While their paths to the Olympic Games have been unconventional, both Karvinen and Tapani have reached their sport’s pinnacle and hope that they can lead the country to its best Olympic Games finish ever in Sochi.
“Our goal is still to medal,” said Karvinen, who won a bronze at the 2010 Vancouver Games. “Personally, I think we have an even better team this time around. We have a lot more depth, so we’ll see what happens.”
The Danish Finn
Her mother a Dane, her father a Finn, Karvinen grew up near Copenhagen, Denmark, and started playing hockey at a young age. By her mid-teens, she figured out that she had national team potential and a difficult decision awaited her.
At 16, she had to decide whether she was going to play for Denmark or Finland in world events.
“I knew if I chose Finland, there would be opportunities to go to the Olympics and World Championships,” Karvinen said. “When I made the decision to go to Finland, playing in the Olympics became a little dream of mine.”
In order to play for Finland, Karvinen had to move there for two years. She said it was fun to be able to see the places where her father grew up.
The hockey wasn’t bad, either. Her development skyrocketed while playing against top competition and she was eventually picked to represent Finland in the 2010 Vancouver Games.
Karvinen’s first Olympics were eye-opening.
“I kind of thought I knew what I was getting into since I had watched the Games on TV before,” she said. “But I had no idea it was that big and crazy. I have so many good memories from there. There were a lot of things that weren’t even hockey related. Everything was something special and fun to be a part of.”
The ringette player
Tapani started on skates early in life, but not playing hockey. She started playing ringette, like her mother, who was a national team player.
Tapani became one of the world’s best. Just two years ago at a world tournament, Tapani had 11 points in a 13-0 win over Team USA.
When she was 14, Tapani decided to give hockey a try.
“It was so hard,” Tapani said of trying to transition to hockey. “The skating is the same. Other than that, it’s so different than ringette. It was so hard in the beginning. I had a lot of challenges, but it was fun to see my development.”
Only a few years later, Tapani started getting invites to play with the national hockey team. After playing in three World Championships, the Olympics came into sight.
“It became my dream at some point,” she said.
Tapani found out she made the Olympic team by reading a website while she was in Grand Forks.
“I didn’t believe it at first,” she said. “It’s so unique to see your name on an Olympic team. It’s awesome to be there. I don’t know what to expect yet.”
Karvinen has given Tapani an idea of what to expect - on and off the ice.

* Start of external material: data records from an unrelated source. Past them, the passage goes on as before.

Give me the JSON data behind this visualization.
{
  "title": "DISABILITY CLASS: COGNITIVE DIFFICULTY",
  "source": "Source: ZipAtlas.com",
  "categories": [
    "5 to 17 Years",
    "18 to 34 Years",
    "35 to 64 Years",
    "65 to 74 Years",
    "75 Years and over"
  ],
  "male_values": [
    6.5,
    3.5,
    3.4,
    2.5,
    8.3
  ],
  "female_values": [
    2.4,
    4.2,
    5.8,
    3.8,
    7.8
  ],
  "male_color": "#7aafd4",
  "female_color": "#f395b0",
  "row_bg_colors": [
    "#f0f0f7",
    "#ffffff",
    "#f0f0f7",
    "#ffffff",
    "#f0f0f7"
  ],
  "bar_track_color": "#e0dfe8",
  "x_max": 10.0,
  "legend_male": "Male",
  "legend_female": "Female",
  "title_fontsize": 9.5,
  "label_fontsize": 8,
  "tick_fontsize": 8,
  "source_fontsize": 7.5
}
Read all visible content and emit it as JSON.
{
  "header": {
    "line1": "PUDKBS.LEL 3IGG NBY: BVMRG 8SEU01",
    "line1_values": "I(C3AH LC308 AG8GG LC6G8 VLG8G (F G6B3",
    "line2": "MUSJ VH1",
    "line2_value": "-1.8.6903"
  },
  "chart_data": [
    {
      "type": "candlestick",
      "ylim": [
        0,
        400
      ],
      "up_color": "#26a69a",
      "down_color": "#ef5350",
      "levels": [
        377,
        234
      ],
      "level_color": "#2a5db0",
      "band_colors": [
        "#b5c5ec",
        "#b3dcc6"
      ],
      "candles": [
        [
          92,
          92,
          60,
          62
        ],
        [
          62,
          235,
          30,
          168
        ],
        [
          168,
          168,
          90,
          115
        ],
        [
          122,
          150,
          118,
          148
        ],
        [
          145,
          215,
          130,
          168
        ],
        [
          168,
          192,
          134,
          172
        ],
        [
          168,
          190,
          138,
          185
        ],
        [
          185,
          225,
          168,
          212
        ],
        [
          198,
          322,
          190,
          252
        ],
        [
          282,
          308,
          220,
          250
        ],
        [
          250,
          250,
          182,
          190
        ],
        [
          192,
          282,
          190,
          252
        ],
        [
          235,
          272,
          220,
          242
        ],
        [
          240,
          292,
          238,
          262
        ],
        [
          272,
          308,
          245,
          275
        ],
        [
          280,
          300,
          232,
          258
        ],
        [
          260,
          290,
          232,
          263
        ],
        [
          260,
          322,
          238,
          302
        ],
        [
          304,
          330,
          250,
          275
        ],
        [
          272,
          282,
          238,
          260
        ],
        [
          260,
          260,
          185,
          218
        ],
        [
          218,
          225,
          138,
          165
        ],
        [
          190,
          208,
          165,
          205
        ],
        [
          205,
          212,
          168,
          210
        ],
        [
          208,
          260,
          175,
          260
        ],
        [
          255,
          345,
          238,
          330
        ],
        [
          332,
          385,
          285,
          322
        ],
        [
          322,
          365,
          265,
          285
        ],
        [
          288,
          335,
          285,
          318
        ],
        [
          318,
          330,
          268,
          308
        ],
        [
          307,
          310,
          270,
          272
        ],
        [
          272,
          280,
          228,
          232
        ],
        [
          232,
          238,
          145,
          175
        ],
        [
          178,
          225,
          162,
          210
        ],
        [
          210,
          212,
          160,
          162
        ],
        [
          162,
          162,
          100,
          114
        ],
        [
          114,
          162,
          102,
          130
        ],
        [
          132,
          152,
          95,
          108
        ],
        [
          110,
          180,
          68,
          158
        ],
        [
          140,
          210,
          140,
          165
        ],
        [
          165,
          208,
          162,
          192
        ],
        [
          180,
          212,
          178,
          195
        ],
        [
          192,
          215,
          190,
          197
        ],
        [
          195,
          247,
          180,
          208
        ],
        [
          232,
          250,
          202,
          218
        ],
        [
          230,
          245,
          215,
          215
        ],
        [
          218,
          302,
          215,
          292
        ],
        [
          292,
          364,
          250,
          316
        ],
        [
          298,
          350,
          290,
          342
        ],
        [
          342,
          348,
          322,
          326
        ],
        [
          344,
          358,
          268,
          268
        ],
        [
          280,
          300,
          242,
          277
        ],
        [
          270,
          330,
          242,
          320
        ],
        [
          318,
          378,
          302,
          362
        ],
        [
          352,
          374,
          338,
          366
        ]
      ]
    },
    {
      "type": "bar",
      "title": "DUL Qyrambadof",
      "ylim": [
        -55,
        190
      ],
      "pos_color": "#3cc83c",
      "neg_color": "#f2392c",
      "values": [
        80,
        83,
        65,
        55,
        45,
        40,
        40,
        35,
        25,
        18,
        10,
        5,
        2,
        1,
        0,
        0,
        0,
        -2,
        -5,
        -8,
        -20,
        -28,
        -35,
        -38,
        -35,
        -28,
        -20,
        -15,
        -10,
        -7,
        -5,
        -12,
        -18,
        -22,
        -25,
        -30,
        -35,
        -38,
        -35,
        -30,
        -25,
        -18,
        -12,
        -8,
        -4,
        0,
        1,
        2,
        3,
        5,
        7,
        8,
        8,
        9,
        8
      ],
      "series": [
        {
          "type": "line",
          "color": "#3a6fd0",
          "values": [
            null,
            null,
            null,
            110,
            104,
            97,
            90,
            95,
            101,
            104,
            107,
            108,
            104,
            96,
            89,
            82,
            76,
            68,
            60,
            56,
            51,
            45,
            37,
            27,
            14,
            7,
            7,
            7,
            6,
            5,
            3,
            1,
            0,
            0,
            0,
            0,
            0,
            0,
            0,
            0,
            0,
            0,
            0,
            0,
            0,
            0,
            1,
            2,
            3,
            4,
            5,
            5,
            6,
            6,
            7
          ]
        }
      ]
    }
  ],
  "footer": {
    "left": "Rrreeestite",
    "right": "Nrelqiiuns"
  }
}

“The Olympic Village is a very unique experience,” Karvinen said. “Everyone gathers there. You are sitting there eating breakfast and all of the sudden, Arnold Schwarzenegger walks in. You’re like, ‘Ehhh, that’s nothing. Yesterday, I saw the Swedish king.’”
On the ice, the expectations for Finland are high.
The Finns upset Team USA at the Four Nations tournament in Lake Placid, N.Y., in November and finished second. With Noora Raty, the consensus best goalie in the world, in net, and highly skilled forwards like Karvinen and Tapani up front, anything can happen.
“It’s going to be different this year,” Tapani said. “We have some older players on our team. I think that’s good to have some older players.”
Both players say they are happy about some tough decisions they made en route to Sochi - including the one to come to UND.
“Growing up, I pushed myself harder to play against the boys,” Karvinen said. “When I started getting offers from different places, I really liked North Dakota. I saw an opportunity to be part of something unique. I felt like being a part of building something would push me harder. I’m really happy about the decision I made and I would never change it.”